I worked as a member of a wait/service staff (i.e., a tipped worker) for five different types of food service establishments during my undergraduate years. The tips I received helped pay for my student loan, maintaining my car, housing, and some of my other personal care needs. Even though I wasn't bringing in a lump sum, it all added up. I've also been in the role of the customer in situations where I am wondering whether I should tip a service person. In what situations do you tip or decide not to tip?

Researchers who study finance and human behaviors have been very interested in the tipping and the role it plays within our economic and social systems. Some suggested that social compliance and social pressure may motivate our tipping behaviors (Whaley et al., 2014).
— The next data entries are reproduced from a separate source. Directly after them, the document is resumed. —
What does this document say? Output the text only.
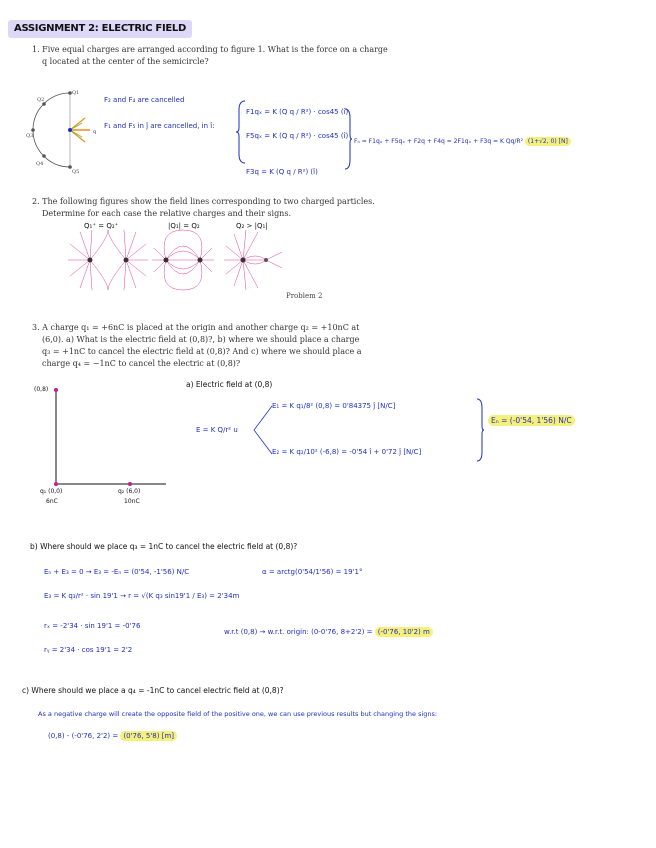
ASSIGNMENT 2: ELECTRIC FIELD
1. Five equal charges are arranged according to figure 1. What is the force on a charge
q located at the center of the semicircle?
Q1
Q2
Q3
Q4
Q5
q
F₂ and F₄ are cancelled
F₁ and F₅ in ĵ are cancelled, in î:
F1qₓ = K (Q q / R²) · cos45 (î)
F5qₓ = K (Q q / R²) · cos45 (î)
F3q = K (Q q / R²) (î)
Fₙ = F1qₓ + F5qₓ + F2q + F4q = 2F1qₓ + F3q = K Qq/R² (1+√2, 0) [N]
2. The following figures show the field lines corresponding to two charged particles.
Determine for each case the relative charges and their signs.
Q₁⁺ = Q₂⁺	|Q₁| = Q₂	Q₂ > |Q₁|
Problem 2
3. A charge q₁ = +6nC is placed at the origin and another charge q₂ = +10nC at
(6,0). a) What is the electric field at (0,8)?, b) where we should place a charge
q₃ = +1nC to cancel the electric field at (0,8)? And c) where we should place a
charge q₄ = −1nC to cancel the electric at (0,8)?
(0,8)
q₁ (0,0)
6nC
q₂ (6,0)
10nC
a) Electric field at (0,8)
E = K Q/r² u
E₁ = K q₁/8² (0,8) = 0'84375 ĵ [N/C]
E₂ = K q₂/10² (-6,8) = -0'54 î + 0'72 ĵ [N/C]
Eₙ = (-0'54, 1'56) N/C
b) Where should we place q₃ = 1nC to cancel the electric field at (0,8)?
Eₙ + E₃ = 0 → E₃ = -Eₙ = (0'54, -1'56) N/C	α = arctg(0'54/1'56) = 19'1°
E₃ = K q₃/r² · sin 19'1 → r = √(K q₃ sin19'1 / E₃) = 2'34m
rₓ = -2'34 · sin 19'1 = -0'76
rᵧ = 2'34 · cos 19'1 = 2'2
w.r.t (0,8) → w.r.t. origin: (0-0'76, 8+2'2) = (-0'76, 10'2) m
c) Where should we place a q₄ = -1nC to cancel electric field at (0,8)?
As a negative charge will create the opposite field of the positive one, we can use previous results but changing the signs:
(0,8) - (-0'76, 2'2) = (0'76, 5'8) [m]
In other words, we tip because it is an important part of our social, cultural, economic, and dining experiences.

In this post, I describe the effects of tipping in twofold: (1) its role in the lives of service staff, and (2) how it relates to consumer spending on food.

As an economic activity, tipping allows the customers to provide a percentage of the wage of the service individual. So, in addition to their based pay, service staff receive money directly from customers. This system where servers are paid a small hourly amount for wages and tips are supposed to make up the difference to reach minimum wage is called tip credit. Some states have eliminated this type of system and support a higher minimum wage ($7.25 federal, higher in some states), one that doesn't rely on the tip credit for service workers.

While our tips help to support an economic system, this is not always the first thing we think about when we are dining out. Tipping in most cases is a voluntary act (in other cases, a provider can include a base tip for certain types of event and party size). Nonetheless, as you work on your food budget, make sure you include tips in the price for eating out and consider these factors that may influence what you leave for your server:

  • Type of meal: Take advantage of kids' meal and older patrons' reduced meal prices. Some restaurants offer reduced meals for children on specific days of the week. For example, $1.99 kids meal that includes an entrée, a drink, and dessert.
  • Portion size: Many food establishments serve large portion sizes for some meals. If you are like some members of my family and you don't like leftovers, avoid meal types that result in a lot of food waste and chose smaller portions that cost less.
  • Type of food and restaurant: If you have a specific diet or have picky eaters in your household, be reminded that additions and changes to the restaurant menu items may cost you more, and thus affect the amount you tip.
  • The right amount: Some service providers have adopted ways to make it easier for customers to tip. For example, some restaurants have self-check with a prompt that suggests, "10%, 15%, 20%, Customize, or No Tip". This allows customers to determine how much they would like to leave in tip.

Tips are an important source of income for many service staff, and it is a voluntary behavior that is embedded in our social-economic system. As it relates to our behaviors as consumers, it is important to consider how leaving "extra" money fits into our food or eating out budget. This also allows us to remain mindful of our tipping behaviors.